Des eaux agitées aident une entreprise à faire une démonstration de « fabrication expéditionnaire » à bord d’un navire de guerre
HONOLULU— La mer agitée n’a pas empêché Firestorm Labs d’imprimer des « milliers » de pièces uniques à bord du navire d’assaut amphibie USS Essex en route vers l’exercice naval Rim of the Pacific, a annoncé cette semaine la société de fabrication expéditionnaire.
« On nous a dit que c’était l’eau la plus agitée au large de la côte californienne au cours des cinq dernières années », a déclaré Dan Magy, PDG de Firestorm. Défense Un. La société a conclu un accord exclusif avec HP, qui utilise un type d’impression 3D appelé fusion multi-jet, « et ce que nous avons constaté, c’est que les systèmes et les machines sont assez résilients ».

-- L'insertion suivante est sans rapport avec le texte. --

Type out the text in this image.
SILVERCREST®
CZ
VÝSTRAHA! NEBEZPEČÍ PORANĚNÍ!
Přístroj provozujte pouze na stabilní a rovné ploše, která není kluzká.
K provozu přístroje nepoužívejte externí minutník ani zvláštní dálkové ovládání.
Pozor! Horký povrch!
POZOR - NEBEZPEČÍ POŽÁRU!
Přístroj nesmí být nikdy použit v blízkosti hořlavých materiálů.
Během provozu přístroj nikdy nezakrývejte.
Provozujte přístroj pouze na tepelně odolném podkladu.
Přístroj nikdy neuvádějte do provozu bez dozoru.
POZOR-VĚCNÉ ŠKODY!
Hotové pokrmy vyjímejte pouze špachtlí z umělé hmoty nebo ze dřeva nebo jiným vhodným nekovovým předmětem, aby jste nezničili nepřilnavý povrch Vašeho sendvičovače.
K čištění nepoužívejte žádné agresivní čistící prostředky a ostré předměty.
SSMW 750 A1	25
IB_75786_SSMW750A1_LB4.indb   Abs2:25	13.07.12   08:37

« Nous pensons que nous construisons une solution logistique contestée qui sera évolutive dans toutes les branches du ministère de la Guerre », a déclaré Magy. « Si nous avons vu quelque chose en Ukraine et maintenant en Iran… nous devons repenser la guerre de fond en comble. Nous sommes de plus en plus confrontés à des environnements contestés où, vous savez, regardez ce qu’un simple blocus dans une partie du monde a causé à la capacité d’acheminement des produits, des prix du pétrole. Dieu nous préserve que quelque chose comme cela se soit produit dans la mer de Chine méridionale, où sont produits 70 pour cent des choses que nous achetons tous dans le monde. «
Magy estime que son unité de fabrication additive xCell, composée de deux conteneurs de 20 pieds pouvant aller n’importe où, « représente vraiment un pas en avant dans la façon dont nous envisageons de résoudre, de maintenir les systèmes existants, mais également de construire des systèmes attritables comme des drones plus proches des besoins ».
Lors d’une visite de l’unité xCell utilisée à bord de l’Essex, Duane Blank, responsable des opérations sur le terrain pour Firestorm, a montré certaines des pièces imprimées en mer, y compris les arrêts effectués pour protéger les rotors de l’hélicoptère Apache contre le revêtement antidérapant du navire.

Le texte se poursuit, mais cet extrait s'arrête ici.